FAQ: All About Soap (All Natural Cosmetics)

Time for another FAQ since the stickies on my desktop are getting way over crowded. I guess this means I need to blog more! ;)

What is castile soap? And how is it different than conventional soap?

Castile (also spelled castille) originally meant a soap made with only olive oil (no other oils). Nowadays it usually means an olive oil soap or an olive oil blend soap (though I've seen soaps that call themselves castile that don't contain any olive oil, sometimes people just use this term to mean any natural soap). Castile soap can be liquid or in bar form.

Most commercial soaps are actually not soap, but either synthetic detergents or a blend of soap and synthetic detergents. The exception is Ivory (which is real soap but made with beef tallow, which I personally wouldn't use).

I can't seem to use soap on my face: why and also what can I use instead (my skin is really dry)?

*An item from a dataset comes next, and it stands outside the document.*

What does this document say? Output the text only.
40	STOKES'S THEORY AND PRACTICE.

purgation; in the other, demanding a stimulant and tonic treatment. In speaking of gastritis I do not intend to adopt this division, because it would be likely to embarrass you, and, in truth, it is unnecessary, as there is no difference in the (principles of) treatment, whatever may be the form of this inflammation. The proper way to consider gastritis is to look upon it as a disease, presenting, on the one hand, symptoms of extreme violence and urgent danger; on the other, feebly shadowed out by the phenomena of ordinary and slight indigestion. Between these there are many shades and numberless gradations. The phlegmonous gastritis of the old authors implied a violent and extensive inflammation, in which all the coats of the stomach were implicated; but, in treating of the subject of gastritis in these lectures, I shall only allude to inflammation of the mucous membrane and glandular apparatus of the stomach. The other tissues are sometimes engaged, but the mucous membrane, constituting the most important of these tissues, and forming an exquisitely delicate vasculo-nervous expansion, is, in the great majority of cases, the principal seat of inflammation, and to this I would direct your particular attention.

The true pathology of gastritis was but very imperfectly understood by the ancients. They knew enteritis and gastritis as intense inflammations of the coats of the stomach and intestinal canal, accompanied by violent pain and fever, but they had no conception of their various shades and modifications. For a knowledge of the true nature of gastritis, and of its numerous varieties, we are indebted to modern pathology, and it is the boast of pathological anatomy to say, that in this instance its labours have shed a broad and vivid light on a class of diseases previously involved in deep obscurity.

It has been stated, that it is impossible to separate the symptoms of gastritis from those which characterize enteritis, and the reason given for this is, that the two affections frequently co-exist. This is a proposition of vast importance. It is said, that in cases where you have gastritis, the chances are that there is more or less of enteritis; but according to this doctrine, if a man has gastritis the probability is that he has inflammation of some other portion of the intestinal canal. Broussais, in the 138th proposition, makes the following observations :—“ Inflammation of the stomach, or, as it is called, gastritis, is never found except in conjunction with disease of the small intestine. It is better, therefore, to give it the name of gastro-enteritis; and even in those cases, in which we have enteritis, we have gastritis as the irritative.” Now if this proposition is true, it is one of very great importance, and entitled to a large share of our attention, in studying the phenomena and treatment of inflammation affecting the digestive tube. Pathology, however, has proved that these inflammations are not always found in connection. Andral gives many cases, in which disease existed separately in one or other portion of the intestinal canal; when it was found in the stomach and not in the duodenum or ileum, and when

While many people can use soap to cleanse their face, some people (especially with very dry skin) just finds that it removes too much of the skin's natural oils (sebum), and hence your skin's natural moisture barrier. It's also said to disrupt the natural acid barrier (however the acid barrier quickly re-establishes itself).

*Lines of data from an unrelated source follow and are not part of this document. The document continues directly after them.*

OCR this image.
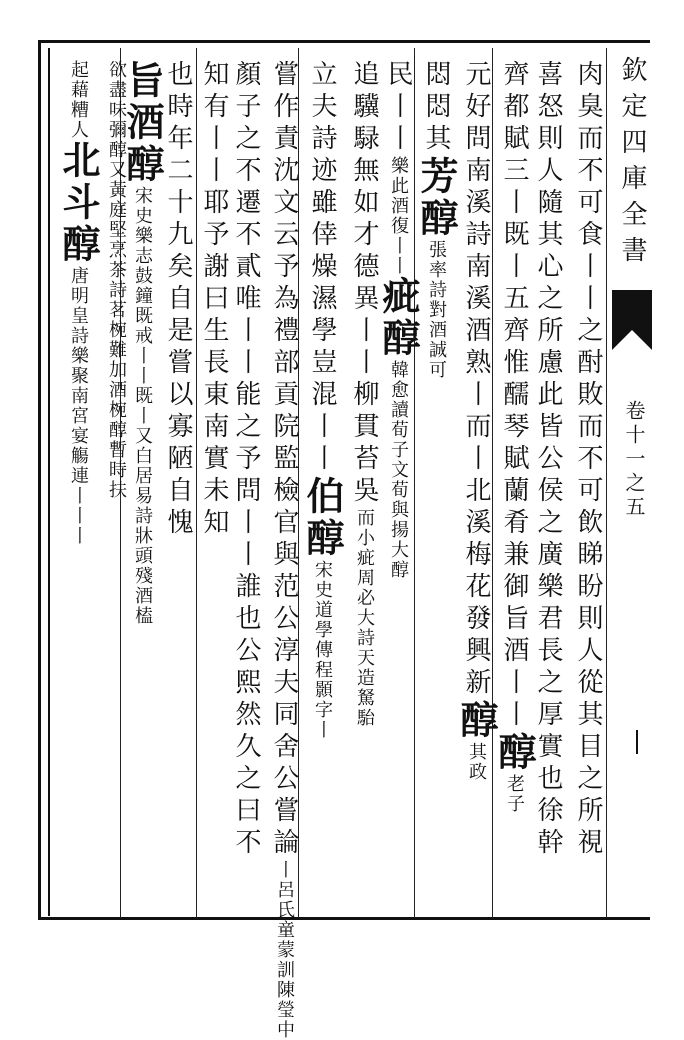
欽定四庫全書
卷十一之五
肉臭而不可食丨丨之酎敗而不可飲睇盼則人從其目之所視
喜怒則人隨其心之所慮此皆公侯之廣樂君長之厚實也徐幹
齊都賦三丨既丨五齊惟醹琴賦蘭肴兼御旨酒丨丨醇老子
元好問南溪詩南溪酒熟丨而丨北溪梅花發興新醇其政
悶悶其芳醇張率詩對酒誠可
民丨丨樂此酒復丨丨疵醇韓愈讀荀子文荀與揚大醇
追驥騄無如才德異丨丨柳貫苔吳而小疵周必大詩天造駑駘
立夫詩迹雖倖燥濕學豈混丨丨伯醇宋史道學傳程顥字丨
嘗作責沈文云予為禮部貢院監檢官與范公淳夫同舍公嘗論丨呂氏童蒙訓陳瑩中
顏子之不遷不貳唯丨丨能之予問丨丨誰也公熙然久之曰不
知有丨丨耶予謝曰生長東南實未知
也時年二十九矣自是嘗以寡陋自愧
旨酒醇宋史樂志鼓鐘既戒丨丨既丨又白居易詩牀頭殘酒榼
欲盡味彌醇又黃庭堅烹茶詩茗椀難加酒椀醇暫時扶
起藉糟人北斗醇唐明皇詩樂聚南宮宴觴連丨丨丨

Though my skin is dehydrated (so water dry but can also get oily), I prefer using natural soap, but during colder/drier months, I like using soapwort or cold cream which cleans my skin but doesn't strip it as much as soap does.

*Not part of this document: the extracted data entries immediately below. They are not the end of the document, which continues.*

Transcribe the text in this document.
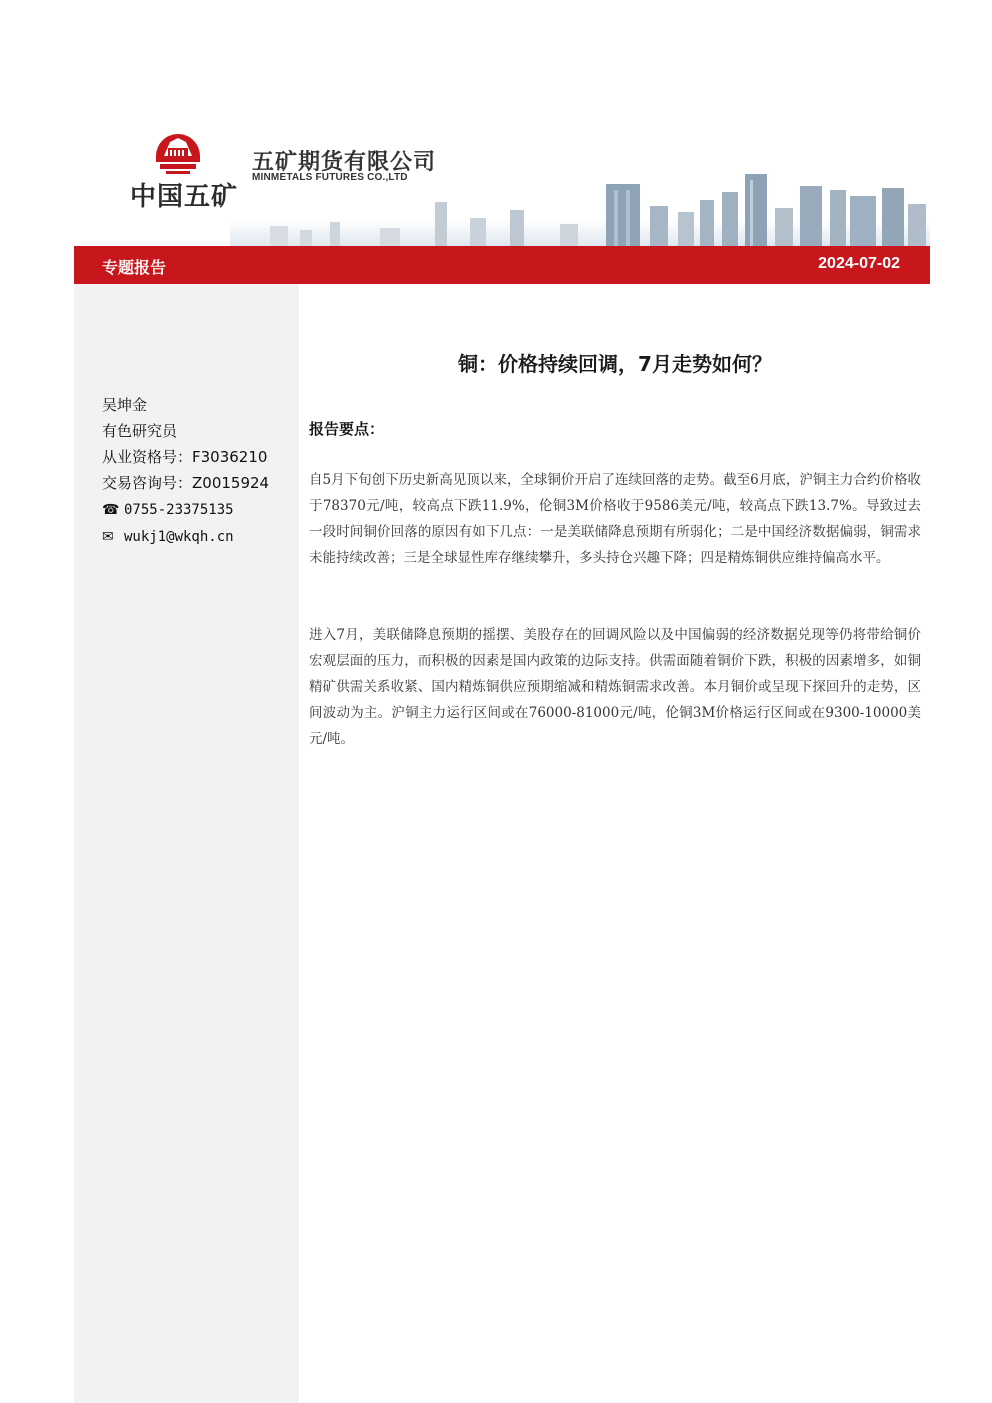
中国五矿
五矿期货有限公司
MINMETALS FUTURES CO.,LTD
专题报告	2024-07-02
吴坤金
有色研究员
从业资格号：F3036210
交易咨询号：Z0015924
☎ 0755-23375135
✉ wukj1@wkqh.cn
铜：价格持续回调，7月走势如何？
报告要点：
自5月下旬创下历史新高见顶以来，全球铜价开启了连续回落的走势。截至6月底，沪铜主力合约价格收于78370元/吨，较高点下跌11.9%，伦铜3M价格收于9586美元/吨，较高点下跌13.7%。导致过去一段时间铜价回落的原因有如下几点：一是美联储降息预期有所弱化；二是中国经济数据偏弱，铜需求未能持续改善；三是全球显性库存继续攀升，多头持仓兴趣下降；四是精炼铜供应维持偏高水平。
进入7月，美联储降息预期的摇摆、美股存在的回调风险以及中国偏弱的经济数据兑现等仍将带给铜价宏观层面的压力，而积极的因素是国内政策的边际支持。供需面随着铜价下跌，积极的因素增多，如铜精矿供需关系收紧、国内精炼铜供应预期缩减和精炼铜需求改善。本月铜价或呈现下探回升的走势，区间波动为主。沪铜主力运行区间或在76000-81000元/吨，伦铜3M价格运行区间或在9300-10000美元/吨。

For extra dry skin, you may prefer using a cleaning oil, cream cleanser/cold cream, or if you still want to use soap, try a liquid soap with things added like oils, aloe, hydrosols, glycerine, and other moisturizing ingredients. Liquid soap is usually less drying than bar soap because of all the added ingredients. Also some people like honey with or without clay (vegans may want to use agave; also for really dry skin, you may want to skip the clay).

I am allergic to all fragrances, including natural. Where can I get unscented soap?

Vermont Soap makes a nice unscented oats and aloe bar, and a butter bar. They are certified organic and are natural, and you can buy eco bricks of their soap (uncut block of soap, enough for 12 bars). Also check your local natural food store; many brands like Dr. Bronner's sell unscented soaps.

How do you color soap (in soap making)?

Well I haven't tried it myself but I know some people use things like titanium dioxide in soap (that what makes white melt and pour soap white) and I think I've read some people use micas etc. There might be more info about this is tkbtrading's website (a minerals, colorant supplier).

I've been hearing about shampoo bars, are they any good?

I love Heart of Iowa Soapworks. They also make my favorite facial soaps, and I love their shampoo bars.

Many people will need to use either a vinegar or herbal rinse with soap based shampoos. I personally prefer herbal rinses or cream conditioners, and after using shampoo bars and soap based shampoos for years no longer have funky hair syndrone, and sometimes don't even use hair rinses or conditioner (but I wash my hair every day).

The aloe fresh one is my favorite. I've tried other shampoo bars (from VT Soap and Burts Bees) and didn't like them because they left a film on my hair, but some people swear by them (and I like many of their other products).